Надо сказать, что Яков Иванович помогал сыну изучать не дававшийся ему латинский язык; дело это было нелегкое: Якову Ивановичу приходилось самому учить задаваемые уроки по латинскому, что давалось ему так же с громадным трудом и с страшной скукою.
Когда Яков Иванович шел по Москательной улице, его окрикнул чей-то голос:
— Якову Ивановичу! Куда?
Яков Иванович оглянулся. Через дорогу шел к нему сослуживец Иванов, длинный, как жердь, сухой и поджарый. Он шагал крупно, нагибаясь вперед всем корпусом; коротенькое пальто и узкие брюки Иванова еще более усугубляли впечатление протяженности этого человека. Под-мышкой у Иванова было воткнуто что-то, завернутое в платок.
— Иду себе, — ответил смущённо Яков Иванович, подавая руку сослуживцу, — а ты что тащишь?
— Гитара. Федька именинник, так музыку тащу.
— И как ты этих именинников отыскиваешь? Ведь вчера, никак, был на именинах?
— Да что, брат, скучно… выпить хочется, а двадцатое было давно уже… Только на именинах и выпить теперь… Пойдем! Пулечку раздавим, ерофеича хватим…

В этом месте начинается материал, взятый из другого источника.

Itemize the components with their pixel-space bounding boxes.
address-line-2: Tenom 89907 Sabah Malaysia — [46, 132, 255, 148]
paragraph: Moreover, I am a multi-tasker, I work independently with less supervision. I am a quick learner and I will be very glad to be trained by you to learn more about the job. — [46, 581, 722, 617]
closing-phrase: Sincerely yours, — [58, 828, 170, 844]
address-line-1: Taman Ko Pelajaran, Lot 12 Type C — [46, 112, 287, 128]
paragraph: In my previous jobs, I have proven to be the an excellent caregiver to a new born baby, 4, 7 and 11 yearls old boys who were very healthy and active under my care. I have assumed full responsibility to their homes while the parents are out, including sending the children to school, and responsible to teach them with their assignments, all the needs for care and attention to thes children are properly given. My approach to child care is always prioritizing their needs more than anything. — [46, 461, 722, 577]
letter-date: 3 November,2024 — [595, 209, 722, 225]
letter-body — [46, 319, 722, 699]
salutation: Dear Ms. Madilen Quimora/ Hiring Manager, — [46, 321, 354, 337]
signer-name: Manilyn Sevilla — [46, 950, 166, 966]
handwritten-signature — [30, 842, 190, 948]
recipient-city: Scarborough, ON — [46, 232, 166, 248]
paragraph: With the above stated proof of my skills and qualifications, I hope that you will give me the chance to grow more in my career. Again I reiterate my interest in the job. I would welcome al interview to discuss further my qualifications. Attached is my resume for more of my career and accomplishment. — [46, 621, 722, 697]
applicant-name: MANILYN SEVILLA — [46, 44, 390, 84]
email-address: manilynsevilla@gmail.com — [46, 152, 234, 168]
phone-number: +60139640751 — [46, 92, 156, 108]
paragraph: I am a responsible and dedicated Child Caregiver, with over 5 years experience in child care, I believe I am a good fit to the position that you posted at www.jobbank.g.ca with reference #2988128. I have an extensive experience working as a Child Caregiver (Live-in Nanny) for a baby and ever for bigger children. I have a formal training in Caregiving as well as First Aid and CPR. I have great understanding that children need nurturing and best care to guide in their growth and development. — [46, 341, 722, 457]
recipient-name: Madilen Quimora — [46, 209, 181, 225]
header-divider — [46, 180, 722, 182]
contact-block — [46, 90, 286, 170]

— Меня он не звал, — в раздумьи промычал Яков Иванович, которому вдруг захотелось побыть в веселой безалаберной и беспечной компании холостых чиновников, которые, несмотря на свои пятнадцатирублевые оклады; ухитряются все-таки не грустить и не жаловаться на судьбу.
— Наплевать! — произнес Иванов и, подхватив Якова Ивановича под руку, повлек его на именины к Федьке. При этом Иванов задел грифом гитары проходившую мимо барыню и испугал ее внезапно раздавшимся аккордом музыки..
— Пардоне-с! — извинился Иванов!..
— Тяжело на душе что-то, — пожаловался дорогой Яков Иванович: — выпить поэтому простительно.
— Еще бы! Двадцатое было давно, и до двадцатого далеко… Самое двусмысленное положение, — игриво заметил Иванов.
— У меня по другой причине, — грустно сказал Яков Иванович, которому захотелось вдруг поделиться с кем-нибудь своим горем, и хотя спутник не поинтересовался, по какой именно причине тяжело на душе у Якова Ивановича, но тот пояснил:
— Не выдержал я экзамен-то. Спутали живодеры! Разве у них есть к людям жалость? Никакой!.. Да! Теперь, значит, бесконечное томление… Нужда и брань, ссоры и всякая пакость… И Кольке плохо… Всякая кляуза, сосущая человека, как пиявка… Хотели двинуть, а теперь все пропало… — говорил Яков Иванович упавшим тоном, и блин его фуражки снова трясся над глазами, и вся фигура его опять как-то обвисла и съёжилась…
— Подумать только, — тихо и печально говорил он, — что такое, например, Калигула и прочее?.. На кой мне чёрт? а между тем вся карьера разбита окончательно…
— Наплевать, Яша! — весело произнес Иванов.